Don't worry, the kid is just locked in the cupboard, but that's the way Cuckoo Patrol begins, one of the goofiest star vehicles for one of the goofiest British bands of the sixties, then riding high at the time this was made as a success story across the world. Unfortunately for them, release was held up and by the time it actually escaped into cinemas there was a distinct lack of Freddie and the Dreamers in the charts - it's easy to forget how quickly the pop business moved on in that decade, so while the Beatles and the Stones kept up with the times, Freddy Garrity and his band of cheeky chappies were yesterday's men by 1967.
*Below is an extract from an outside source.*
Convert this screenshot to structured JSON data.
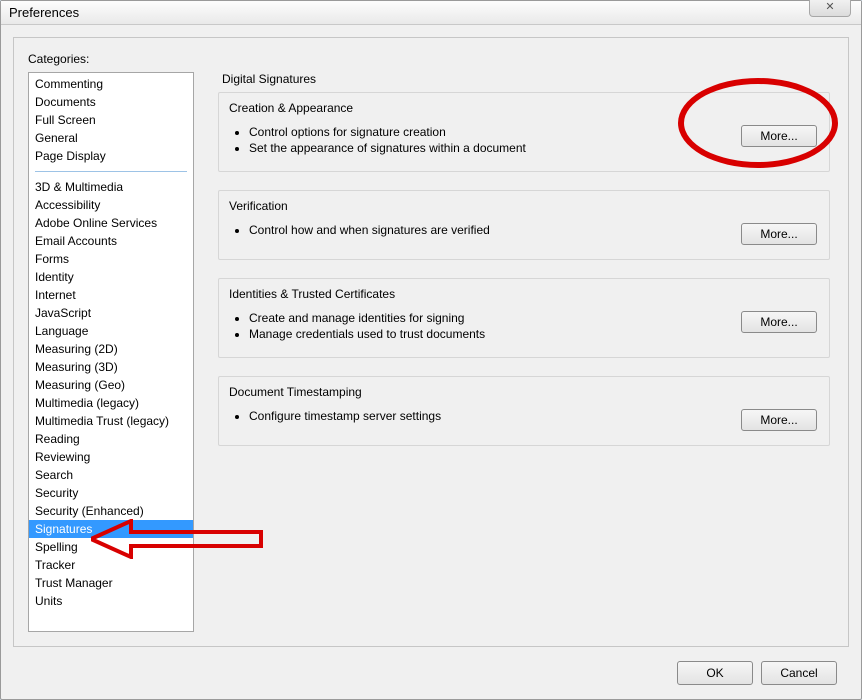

Not that they disappeared forever, as they continued to make appearances in showbiz for a good few years afterwards, with Freddie in particular making a name for himself in children's television, but it was clear their musical heyday was over. Yet keeping that kids entertainers notion in mind, you could see from Cuckoo Patrol where they played some decidedly overage scouts that they really had a knack for family entertainment, sure they were no actors, but their guiless enthusiasm for the material, which they came up with by themselves (shaped by Scottish TV veteran Lew Scwharz), proved they had a lot to offer, so it was a shame this pretty much sank without trace.

The trouble was that Freddie and the Dreamers were viewed as a novelty act thanks mostly to their silly dancing and cheery tunes, not a reputation dispelled by this film, so you can well understand why it was not cool, and probably never would be, to say you were a fan. But the fact remained that if you wanted some easy laughs and daft humour, this supplied them more than adequately as the boys venture out on their own to deliver the camping equipment. Predictably they get lost, accidentally finding themselves stuck in an empty removal van and winding up in the middle of nowhere, whereupon you have something akin to a British comic road movie as they encounter various character actors in episodic fashion.

Freddie and bandmate Peter Birrell (a highly amusing comedic presence, if on the amateur side) have to negotiate a pair of tag team wrestlers under the impression they're performing scoutlike good deeds (keeping their glasses on as they're flung about), then they all meet some equally overage girl guides but their singsong (this was a musical too, sort of) gets interrupted by their leader who ridiculously calls the none more innocent Freddie a "ravening monster!" for daring to cosy up to her girls. But the robbers (Victor Maddern and Arthur Mullard) who fool them into thinking they're helping them break into their own safe when it's not at all (the actual safecracking gets quite surreal) make up the most significant part of the plot, and if this is not exactly ambitious, it is nicely delivered so if you're not one bothered about what's the in thing to enjoy, Cuckoo Patrol could tickle the funny bone in its lighthearted way. Music by Kenny Graham, with songs by the Dreamers (Freddie is credited as Frederick for that for some reason).